Marijuana is "one of the most common illicit drugs used in Canada. Significant proportions of the population report having used marijuana in the past year," said report author Michelle Rotermann, a senior researcher with Statistics Canada in Ottawa.

"When you extend it to lifetime, you get 43 per cent of the population."

Rotermann called the literature somewhat mixed on if there are negative health implications of marijuana use.

"Perhaps there are risks associated with marijuana use amongst adolescents and young adults and so were able to produce estimates," for those age groups and older. 

Use in the past year declined by nearly one-third among the youngest Canadians surveyed, 15 to 17, from 28.5 per cent in 2002 to 20.0 per cent in 2012.

In contrast, the figures changed as you got older. Past-year use among those aged 25 to 44 increased from 14 per cent to 15.6 per cent. Likewise for those 45 and older, past-year use increased from 3.0 per cent to 4.7 per cent over the decade.

Overall in 2012, about two per cent of respondents said they smoked or used marijuana daily in the previous year and another three per cent did so weekly. 

In 2012, self-reported marijuana use was highest in Nova Scotia at 16 per cent and British Columbia, 14 per cent, both above the estimates for the rest of Canada. Saskatchewan residents reported lower-than-average use at 10 per cent.

The survey did not include questions about the use of medical marijuana or the age people started using pot or other illicit use.
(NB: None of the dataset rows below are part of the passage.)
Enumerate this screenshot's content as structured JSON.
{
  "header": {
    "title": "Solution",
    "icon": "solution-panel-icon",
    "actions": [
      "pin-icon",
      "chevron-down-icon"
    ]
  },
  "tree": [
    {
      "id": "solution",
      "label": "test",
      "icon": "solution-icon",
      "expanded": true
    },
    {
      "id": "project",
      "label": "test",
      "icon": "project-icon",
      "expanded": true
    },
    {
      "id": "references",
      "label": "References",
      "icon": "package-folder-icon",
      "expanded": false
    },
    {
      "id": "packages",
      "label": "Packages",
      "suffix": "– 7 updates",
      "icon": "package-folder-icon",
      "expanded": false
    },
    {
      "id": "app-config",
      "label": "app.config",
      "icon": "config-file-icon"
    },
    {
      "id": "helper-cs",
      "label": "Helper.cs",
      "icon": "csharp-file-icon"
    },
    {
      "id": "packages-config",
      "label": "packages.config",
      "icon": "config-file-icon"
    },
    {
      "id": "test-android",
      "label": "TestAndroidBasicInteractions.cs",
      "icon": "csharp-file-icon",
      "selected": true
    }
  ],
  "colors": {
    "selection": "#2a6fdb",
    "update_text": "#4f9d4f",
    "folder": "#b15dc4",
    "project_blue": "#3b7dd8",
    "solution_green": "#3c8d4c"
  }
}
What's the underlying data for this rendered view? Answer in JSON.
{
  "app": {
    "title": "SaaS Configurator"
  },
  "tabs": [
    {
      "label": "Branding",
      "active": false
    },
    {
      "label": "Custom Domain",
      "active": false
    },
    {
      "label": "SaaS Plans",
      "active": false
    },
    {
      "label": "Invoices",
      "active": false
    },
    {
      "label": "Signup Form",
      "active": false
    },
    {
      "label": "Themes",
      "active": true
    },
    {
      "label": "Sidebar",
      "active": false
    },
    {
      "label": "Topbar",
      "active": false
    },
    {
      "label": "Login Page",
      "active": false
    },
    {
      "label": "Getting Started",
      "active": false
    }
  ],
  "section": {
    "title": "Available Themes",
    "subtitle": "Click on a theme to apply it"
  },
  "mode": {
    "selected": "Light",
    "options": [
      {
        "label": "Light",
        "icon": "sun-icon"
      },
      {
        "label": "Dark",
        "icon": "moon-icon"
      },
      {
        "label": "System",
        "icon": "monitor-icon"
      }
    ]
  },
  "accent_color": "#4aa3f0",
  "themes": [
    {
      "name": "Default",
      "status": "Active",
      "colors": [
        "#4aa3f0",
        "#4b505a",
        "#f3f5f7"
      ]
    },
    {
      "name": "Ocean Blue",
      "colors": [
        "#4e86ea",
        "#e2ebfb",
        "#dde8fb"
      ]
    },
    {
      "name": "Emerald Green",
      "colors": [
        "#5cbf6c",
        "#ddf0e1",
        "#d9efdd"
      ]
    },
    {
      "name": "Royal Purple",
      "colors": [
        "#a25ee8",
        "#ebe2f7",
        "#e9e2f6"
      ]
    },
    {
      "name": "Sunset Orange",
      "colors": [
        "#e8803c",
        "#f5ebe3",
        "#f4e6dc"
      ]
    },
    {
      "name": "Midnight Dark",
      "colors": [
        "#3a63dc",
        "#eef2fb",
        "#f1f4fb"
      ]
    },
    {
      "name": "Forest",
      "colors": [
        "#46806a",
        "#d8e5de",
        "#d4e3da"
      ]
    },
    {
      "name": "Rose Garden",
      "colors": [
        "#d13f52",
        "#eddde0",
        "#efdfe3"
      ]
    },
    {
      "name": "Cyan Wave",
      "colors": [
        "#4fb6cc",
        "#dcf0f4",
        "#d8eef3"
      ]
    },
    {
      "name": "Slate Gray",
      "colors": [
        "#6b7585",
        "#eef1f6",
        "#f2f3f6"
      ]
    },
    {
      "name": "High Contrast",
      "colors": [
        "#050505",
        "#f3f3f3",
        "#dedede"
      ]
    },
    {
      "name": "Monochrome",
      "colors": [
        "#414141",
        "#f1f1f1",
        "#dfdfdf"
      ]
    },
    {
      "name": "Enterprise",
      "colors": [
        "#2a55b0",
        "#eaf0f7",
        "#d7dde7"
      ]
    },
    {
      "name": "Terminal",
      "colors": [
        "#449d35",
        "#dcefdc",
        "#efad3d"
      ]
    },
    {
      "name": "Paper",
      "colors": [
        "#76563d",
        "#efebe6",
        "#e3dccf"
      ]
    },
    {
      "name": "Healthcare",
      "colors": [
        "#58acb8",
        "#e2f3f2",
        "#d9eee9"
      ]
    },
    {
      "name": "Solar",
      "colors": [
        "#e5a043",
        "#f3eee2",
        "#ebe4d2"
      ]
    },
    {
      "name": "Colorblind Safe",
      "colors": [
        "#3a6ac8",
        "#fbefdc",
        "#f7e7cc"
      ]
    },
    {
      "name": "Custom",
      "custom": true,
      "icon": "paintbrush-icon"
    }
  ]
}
While self-reported marijuana use may be affected by "social desirability" bias, Rotermann said, the findings are consistent with another national survey conducted by Health Canada, the 2012 Canadian Alcohol and Drug Use Monitoring Survey.

'Evidence is clear' marijuana harmful for youth: Ambrose

The latest cross-sectional survey data was collected from 25,113 respondents participating in the 2012 Canadian Community Health Survey – Mental Health.

In a statement emailed to CBC News on Wednesday, Health Minister Rona Ambrose said the "evidence is clear" that youth smoking marijuana have an increased risk of developing mental health issues — including psychosis and schizophrenia.

"We will continue to discourage Canadians from smoking marijuana at every step," Ambrose's statement said, citing the Conservative government's national anti-drug campaign.